Opposed-roll dramatic tension. A crucial fight between two characters. You want to know the dramatic weight — is one character obviously favored, or is it actually a coin flip? Run an opposed-roll analysis with their pools and the chart tells you.
Playtesting replacement. You’re designing a TTRPG system and you haven’t playtested yet. Power curves and opposed-roll analysis give you a preliminary sense of whether the math works before anyone rolls a real die.
What the analyzer can’t do
Section titled “What the analyzer can’t do”A few deliberate limits:
- No narrative modeling. The analyzer operates on raw probability, not on how rolls feel during play. A roll that’s statistically reasonable may still feel bad at the table because of pacing, expectations, or prior rolls. The analyzer can’t tell you how a roll feels.
- No character-level simulation. It analyzes individual rolls, not full combat encounters.
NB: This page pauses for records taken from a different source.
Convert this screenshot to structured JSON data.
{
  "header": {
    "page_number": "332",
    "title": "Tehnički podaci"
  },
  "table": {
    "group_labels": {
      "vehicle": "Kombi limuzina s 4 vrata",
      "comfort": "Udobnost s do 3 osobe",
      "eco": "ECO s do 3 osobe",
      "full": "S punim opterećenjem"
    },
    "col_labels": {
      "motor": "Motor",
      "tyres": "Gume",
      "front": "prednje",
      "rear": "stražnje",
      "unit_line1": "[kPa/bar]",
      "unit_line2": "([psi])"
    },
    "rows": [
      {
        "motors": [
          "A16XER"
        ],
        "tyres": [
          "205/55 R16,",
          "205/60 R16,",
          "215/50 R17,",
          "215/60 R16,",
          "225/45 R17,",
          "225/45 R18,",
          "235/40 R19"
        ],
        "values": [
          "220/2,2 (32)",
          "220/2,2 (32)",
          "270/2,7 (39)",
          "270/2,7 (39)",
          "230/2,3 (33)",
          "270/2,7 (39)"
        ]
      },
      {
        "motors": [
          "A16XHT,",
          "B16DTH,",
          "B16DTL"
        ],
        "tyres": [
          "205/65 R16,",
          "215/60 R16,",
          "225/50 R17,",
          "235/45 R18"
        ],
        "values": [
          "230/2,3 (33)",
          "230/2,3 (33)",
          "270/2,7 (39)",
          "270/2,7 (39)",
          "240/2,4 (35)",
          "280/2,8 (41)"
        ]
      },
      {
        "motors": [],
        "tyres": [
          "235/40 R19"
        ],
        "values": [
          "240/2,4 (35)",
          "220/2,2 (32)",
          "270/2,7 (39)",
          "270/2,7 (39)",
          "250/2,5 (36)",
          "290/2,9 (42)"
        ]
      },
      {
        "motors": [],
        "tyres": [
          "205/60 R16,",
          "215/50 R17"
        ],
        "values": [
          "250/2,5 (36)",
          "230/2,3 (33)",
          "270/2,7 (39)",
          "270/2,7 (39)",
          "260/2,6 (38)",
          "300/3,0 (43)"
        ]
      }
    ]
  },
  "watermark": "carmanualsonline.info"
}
If you want to know “how long will a fight between a level 5 wizard and a level 5 fighter last,” that’s a different tool — the analyzer only covers single-roll math.
- No homebrew dice. The engine supports standard polyhedral notation (d4, d6, d8, d10, d12, d20, d100) and Fate dice (dF). If your system uses something more exotic — a custom card deck, a random table lookup, a qualitative resolution mechanic — the analyzer can’t help. You’d need to fall back on Monte Carlo simulation outside the module.
- No gameplay branching. A roll that triggers a reroll that triggers another effect can be hard to model exactly. The engine handles basic reroll and exploding dice, but deeply branching mechanics may require Monte Carlo fallback or manual analysis.